At the meeting, we considered 'yes' to no-platforming, in the form of us (the network) asking for liberation groups to be given a veto by the union / university to block events with hate speech. We considered a straightforward 'no' to no-platforming: opposition to blocking such events in any circumstances. We also considered a third option, called 'Comprehensive Student Review' (by Jaz, initial proposer), asking that we keep no-platforming on the table, but only when agreed comprehensively by the entire student body, in relation to certain events.

22 people cast votes anonymously at the meeting, with myself and Evie abstaining and a few others having to leave early, or choosing not to vote. In the first round, 15 voted for CSR, 5 for opposition to no-platforming in all instances, and 2 for supporting no-platforming. Because CSR received approximately 69% of the vote in the first round, a second was unnecessary, and CSR is now adopted as the network's position.

According to the discussion in the meeting, the policy of Comprehensive Student Review is understood to entail the following practical points:

  • Adapting the network’s position on an event-by-event basis.
  • No-platforming in instances where it’s agreed through Extraordinary Referendum.
  • Campaigning for the union to amend its by-laws to allow Extraordinary Referendum when requested by the liberation networks.

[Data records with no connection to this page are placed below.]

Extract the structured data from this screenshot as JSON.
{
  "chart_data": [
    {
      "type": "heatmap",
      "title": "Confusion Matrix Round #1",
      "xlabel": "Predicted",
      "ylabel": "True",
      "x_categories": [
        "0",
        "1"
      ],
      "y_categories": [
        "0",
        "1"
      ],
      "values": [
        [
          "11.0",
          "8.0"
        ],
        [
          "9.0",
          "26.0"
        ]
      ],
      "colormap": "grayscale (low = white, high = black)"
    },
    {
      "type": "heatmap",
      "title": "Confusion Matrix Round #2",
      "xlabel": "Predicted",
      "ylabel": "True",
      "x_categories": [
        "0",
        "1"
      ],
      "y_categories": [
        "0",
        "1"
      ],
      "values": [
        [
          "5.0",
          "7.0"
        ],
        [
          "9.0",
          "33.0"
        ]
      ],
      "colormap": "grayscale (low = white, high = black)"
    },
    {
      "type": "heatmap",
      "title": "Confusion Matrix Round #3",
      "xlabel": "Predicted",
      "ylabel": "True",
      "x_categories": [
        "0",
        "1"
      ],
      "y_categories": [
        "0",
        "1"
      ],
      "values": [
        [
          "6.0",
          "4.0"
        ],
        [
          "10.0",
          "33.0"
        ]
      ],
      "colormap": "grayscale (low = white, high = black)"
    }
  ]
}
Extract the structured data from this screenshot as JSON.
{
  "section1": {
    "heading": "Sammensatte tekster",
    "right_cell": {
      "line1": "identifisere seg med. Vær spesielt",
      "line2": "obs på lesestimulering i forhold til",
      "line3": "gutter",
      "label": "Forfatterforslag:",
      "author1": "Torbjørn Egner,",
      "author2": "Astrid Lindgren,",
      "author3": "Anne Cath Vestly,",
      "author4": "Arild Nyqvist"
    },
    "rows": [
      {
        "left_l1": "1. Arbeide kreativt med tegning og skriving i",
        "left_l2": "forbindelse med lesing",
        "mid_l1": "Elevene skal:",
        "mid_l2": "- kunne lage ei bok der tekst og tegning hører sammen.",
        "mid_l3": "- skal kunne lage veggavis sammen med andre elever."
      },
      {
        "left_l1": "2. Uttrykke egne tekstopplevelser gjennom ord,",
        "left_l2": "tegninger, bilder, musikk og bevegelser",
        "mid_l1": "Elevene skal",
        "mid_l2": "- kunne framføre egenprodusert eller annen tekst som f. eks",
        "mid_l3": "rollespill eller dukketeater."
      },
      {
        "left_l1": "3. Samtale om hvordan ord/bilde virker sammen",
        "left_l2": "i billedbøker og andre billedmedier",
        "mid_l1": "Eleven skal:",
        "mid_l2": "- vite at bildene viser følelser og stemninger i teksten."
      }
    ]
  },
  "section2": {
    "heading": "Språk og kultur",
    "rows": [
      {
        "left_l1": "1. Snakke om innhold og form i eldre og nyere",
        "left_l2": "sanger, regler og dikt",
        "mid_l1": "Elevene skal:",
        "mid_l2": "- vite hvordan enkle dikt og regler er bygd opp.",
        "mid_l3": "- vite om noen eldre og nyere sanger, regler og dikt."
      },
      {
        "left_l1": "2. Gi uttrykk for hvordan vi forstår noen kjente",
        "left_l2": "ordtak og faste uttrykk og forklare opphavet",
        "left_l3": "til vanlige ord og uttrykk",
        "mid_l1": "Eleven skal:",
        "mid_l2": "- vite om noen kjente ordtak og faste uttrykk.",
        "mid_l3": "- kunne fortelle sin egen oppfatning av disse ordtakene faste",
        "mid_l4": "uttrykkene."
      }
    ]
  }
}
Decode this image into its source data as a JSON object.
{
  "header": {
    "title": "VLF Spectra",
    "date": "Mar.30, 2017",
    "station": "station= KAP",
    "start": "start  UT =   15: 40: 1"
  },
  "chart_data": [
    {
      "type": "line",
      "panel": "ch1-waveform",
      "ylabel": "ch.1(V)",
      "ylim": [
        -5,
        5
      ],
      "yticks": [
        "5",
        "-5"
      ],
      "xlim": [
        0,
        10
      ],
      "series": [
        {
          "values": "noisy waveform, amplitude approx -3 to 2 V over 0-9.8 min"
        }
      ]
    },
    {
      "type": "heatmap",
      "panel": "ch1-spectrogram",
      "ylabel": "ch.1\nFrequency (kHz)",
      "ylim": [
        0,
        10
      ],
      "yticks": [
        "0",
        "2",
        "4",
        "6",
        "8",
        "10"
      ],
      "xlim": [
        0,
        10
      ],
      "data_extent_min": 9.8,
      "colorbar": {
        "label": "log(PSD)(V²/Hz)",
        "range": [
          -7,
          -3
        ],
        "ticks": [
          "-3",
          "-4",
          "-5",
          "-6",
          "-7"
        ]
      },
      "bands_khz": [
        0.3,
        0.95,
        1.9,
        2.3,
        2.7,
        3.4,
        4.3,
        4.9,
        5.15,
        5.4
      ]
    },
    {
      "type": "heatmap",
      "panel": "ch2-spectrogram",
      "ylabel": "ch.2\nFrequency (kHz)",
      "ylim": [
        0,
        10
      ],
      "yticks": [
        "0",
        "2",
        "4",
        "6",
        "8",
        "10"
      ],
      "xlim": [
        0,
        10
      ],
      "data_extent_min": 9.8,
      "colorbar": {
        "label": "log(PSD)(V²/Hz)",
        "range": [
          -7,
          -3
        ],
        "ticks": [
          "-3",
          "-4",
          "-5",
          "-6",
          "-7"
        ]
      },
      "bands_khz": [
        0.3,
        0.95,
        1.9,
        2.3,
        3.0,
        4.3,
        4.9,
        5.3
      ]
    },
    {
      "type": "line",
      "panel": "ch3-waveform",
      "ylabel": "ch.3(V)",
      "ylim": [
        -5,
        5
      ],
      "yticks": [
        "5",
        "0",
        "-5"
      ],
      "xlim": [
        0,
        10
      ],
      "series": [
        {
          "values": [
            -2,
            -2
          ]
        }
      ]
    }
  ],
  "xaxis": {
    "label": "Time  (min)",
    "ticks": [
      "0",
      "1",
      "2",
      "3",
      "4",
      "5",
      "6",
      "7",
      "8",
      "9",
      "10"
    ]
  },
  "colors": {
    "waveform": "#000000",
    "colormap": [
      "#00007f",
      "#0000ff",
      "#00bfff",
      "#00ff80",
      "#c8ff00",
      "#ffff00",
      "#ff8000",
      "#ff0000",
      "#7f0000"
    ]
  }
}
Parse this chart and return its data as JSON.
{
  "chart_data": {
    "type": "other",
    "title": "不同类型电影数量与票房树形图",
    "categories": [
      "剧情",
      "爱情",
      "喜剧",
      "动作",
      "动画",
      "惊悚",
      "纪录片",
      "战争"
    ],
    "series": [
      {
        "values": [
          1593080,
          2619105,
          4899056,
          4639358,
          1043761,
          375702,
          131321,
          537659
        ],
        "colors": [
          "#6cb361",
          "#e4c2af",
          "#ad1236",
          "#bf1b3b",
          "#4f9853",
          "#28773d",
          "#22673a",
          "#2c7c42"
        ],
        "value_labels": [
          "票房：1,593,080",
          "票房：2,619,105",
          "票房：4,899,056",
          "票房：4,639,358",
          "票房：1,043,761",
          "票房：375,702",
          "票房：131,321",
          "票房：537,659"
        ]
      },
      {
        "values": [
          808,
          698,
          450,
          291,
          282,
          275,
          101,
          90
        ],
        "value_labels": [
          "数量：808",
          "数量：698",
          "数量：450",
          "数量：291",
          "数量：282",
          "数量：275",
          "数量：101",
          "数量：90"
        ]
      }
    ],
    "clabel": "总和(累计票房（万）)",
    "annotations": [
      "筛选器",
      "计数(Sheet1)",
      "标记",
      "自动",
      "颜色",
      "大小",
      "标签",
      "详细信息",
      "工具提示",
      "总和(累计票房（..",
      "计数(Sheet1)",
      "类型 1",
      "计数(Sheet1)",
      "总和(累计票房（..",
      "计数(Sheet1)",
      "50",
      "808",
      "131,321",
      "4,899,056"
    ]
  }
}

Here are some of the arguments raised in favour of CSR at the meeting (you can read the some minutes here for a fuller overview of the discussion):

  • No-platforming does not always lead to student safety – the backlash, in the form of abuse and intimidation, could get worse. Example from the meeting: the abuse against people of colour following from the barring of Islamophobic speakers on campuses like Goldsmith’s or Warwick.
  • Depriving hateful speakers of publicity could maybe be better achieved with other tactics. It was suggested that tactics may exist that are less reliant on the labour of people in liberation groups.
  • No-platforming might not offer an easy way to mitigate the effects of hate speech: it would be hard to enact. Network would have to build support for a policy empowering liberation groups to veto people who further their oppression – it was expressed that the majority would probably not be willing to grant this power to liberation groups.
  • CSR seeks to bridge this by making the arguments for / against no-platforming specific to each event. It was expressed that it would be easier to win support on this basis.
  • Liberation groups can clash. This may not be the case in York, but it apparently happens a lot on other campuses. Networks can feel that guests invited by other networks are oppressive and vice versa. Example from the meeting: the recent debate over the relationship between sexual assault and immigration could lead to disputes between women’s and BME groups; or between BME and LGBTQ groups on issues of religious freedom.
  • Lastly, within lib groups, it can be hard to reach consensus on what constitutes hate speech. In some LGBTQ groups, there're regular debates over the word ‘queer’, the status of drag can be just as divisive, as can the definition of gender and non-binary inclusion. Finding consensus on these issues among members of any liberation group could be difficult.

There still needs to be lots of details added to flesh out our understanding of CSR, and future meetings will re-visit the policy to add the needed level of detail so that we're really prepared for future events.

Thanks to everyone who participated in the meeting last week, especially the network members who offered to speak on what is always a hard subject to discuss.